My laugh has a hollow sound to it, my smile feels shaky and weak. My walk is clumsy and emotionless. My voice is no longer my own. I have ended; been finished off by a familiar hand.
Is there such a thing as rebirth? I’ve never been religious, never needed something to believe in. I believed in myself. I never needed a source for hope. I had faith in myself. But I need it now. I need to know I have a purpose, value, reason to be, that I’m not just taking up space. If I could just find one tiny drop of tea, one tiny piece of myself that is still left inside of me then maybe, just maybe, I can remember who I am.

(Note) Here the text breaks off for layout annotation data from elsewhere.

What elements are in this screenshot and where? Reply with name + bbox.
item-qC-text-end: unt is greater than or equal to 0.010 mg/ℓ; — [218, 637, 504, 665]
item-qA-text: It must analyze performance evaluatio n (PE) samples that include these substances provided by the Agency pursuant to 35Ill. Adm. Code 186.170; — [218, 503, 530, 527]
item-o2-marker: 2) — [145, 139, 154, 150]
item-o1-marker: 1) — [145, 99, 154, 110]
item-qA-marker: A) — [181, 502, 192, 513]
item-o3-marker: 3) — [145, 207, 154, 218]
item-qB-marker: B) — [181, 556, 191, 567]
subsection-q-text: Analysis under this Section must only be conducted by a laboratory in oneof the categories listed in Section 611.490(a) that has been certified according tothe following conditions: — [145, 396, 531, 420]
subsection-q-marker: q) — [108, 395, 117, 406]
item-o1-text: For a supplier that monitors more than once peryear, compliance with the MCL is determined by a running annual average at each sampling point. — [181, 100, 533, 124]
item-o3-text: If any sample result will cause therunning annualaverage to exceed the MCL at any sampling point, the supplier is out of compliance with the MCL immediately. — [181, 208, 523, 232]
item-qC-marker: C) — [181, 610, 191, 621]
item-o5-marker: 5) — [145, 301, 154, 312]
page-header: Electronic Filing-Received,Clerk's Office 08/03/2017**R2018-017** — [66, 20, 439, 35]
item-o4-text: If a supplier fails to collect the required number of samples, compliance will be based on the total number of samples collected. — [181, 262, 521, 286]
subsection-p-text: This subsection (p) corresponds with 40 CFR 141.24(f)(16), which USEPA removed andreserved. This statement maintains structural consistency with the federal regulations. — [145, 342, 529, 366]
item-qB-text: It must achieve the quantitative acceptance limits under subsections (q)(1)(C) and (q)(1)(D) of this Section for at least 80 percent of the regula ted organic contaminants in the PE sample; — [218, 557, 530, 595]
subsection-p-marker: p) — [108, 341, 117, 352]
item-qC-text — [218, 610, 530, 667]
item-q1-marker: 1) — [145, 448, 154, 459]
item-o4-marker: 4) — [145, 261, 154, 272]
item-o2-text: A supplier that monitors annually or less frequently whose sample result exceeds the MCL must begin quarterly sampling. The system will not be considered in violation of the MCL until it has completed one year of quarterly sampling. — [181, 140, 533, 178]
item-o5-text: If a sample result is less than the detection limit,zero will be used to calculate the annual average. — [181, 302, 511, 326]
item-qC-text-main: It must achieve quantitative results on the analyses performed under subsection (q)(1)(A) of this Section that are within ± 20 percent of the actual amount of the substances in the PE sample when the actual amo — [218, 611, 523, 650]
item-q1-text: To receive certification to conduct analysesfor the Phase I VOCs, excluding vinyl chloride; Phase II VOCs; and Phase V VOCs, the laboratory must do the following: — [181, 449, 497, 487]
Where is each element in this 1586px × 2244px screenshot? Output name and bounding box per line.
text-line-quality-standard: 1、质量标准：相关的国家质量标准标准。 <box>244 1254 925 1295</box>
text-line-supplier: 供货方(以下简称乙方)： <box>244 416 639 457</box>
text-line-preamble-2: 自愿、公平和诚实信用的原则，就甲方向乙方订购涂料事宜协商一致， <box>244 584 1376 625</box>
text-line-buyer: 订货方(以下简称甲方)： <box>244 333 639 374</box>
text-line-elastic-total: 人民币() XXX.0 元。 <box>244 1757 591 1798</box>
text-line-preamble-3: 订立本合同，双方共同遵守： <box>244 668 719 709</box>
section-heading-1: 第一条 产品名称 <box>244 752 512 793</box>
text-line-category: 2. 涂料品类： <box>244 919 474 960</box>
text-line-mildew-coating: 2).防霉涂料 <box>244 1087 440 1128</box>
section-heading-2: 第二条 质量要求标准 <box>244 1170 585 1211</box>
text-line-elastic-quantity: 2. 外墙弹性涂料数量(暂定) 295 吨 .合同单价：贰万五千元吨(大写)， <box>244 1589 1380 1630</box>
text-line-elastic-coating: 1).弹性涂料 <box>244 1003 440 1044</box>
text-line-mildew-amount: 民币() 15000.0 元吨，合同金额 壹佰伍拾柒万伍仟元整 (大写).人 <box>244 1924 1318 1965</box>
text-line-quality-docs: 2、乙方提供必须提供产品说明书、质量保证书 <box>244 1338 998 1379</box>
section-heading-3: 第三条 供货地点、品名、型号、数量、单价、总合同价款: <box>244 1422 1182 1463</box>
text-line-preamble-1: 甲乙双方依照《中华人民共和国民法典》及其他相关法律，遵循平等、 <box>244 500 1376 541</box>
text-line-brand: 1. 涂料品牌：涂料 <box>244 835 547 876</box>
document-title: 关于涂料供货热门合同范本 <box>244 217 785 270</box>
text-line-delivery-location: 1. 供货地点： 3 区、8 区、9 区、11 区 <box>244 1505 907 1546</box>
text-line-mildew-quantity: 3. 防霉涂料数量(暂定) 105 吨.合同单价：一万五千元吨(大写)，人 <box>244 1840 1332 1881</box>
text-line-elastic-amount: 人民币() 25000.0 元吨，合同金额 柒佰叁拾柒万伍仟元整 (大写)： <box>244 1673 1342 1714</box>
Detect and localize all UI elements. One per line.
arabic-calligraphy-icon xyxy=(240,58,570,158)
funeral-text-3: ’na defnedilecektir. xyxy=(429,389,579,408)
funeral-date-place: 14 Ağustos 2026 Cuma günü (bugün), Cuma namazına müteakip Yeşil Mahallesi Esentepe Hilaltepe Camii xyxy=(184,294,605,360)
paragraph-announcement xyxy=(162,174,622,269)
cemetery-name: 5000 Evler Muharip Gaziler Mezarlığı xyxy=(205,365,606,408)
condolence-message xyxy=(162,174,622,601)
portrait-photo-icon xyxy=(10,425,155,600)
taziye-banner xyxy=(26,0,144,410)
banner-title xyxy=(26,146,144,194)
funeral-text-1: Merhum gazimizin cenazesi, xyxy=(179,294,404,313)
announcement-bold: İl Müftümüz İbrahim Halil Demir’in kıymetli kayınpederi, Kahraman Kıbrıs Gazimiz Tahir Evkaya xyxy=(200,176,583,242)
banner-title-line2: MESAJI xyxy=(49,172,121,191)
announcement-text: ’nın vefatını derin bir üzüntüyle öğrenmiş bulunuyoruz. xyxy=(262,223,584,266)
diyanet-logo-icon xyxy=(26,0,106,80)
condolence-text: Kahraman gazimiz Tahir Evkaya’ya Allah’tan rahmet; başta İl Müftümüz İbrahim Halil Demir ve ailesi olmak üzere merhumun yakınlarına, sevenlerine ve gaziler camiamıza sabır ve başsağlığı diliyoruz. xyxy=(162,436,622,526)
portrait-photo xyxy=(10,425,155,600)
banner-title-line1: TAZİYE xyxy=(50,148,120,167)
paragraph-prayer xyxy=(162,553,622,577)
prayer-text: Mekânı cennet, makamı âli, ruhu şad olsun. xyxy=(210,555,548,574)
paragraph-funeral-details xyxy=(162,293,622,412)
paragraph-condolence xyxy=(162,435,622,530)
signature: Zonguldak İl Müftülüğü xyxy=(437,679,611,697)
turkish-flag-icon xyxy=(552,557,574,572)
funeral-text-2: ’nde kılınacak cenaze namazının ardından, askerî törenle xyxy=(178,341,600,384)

Where did the person I once was go? I had strength and ambition, hopes and aspirations. I knew exactly who I was and exactly who I was going to be. Did all that just disappear? There has to be some part of that left within me! It must be somewhere! I cannot just let everything I knew, everything I was, disintegrate into nothing! Nobody can take that away from me except me. I am owner of myself. I refuse to give it up, to give myself up. I will remember who I was, what once made me who I am. One person does not get to decide that another is not good enough. I am good enough. I am valuable. I have not ended. I have only just begun.
Suddenly I find my cup has been refilled, my lemon replenished. I am alive again. Reborn.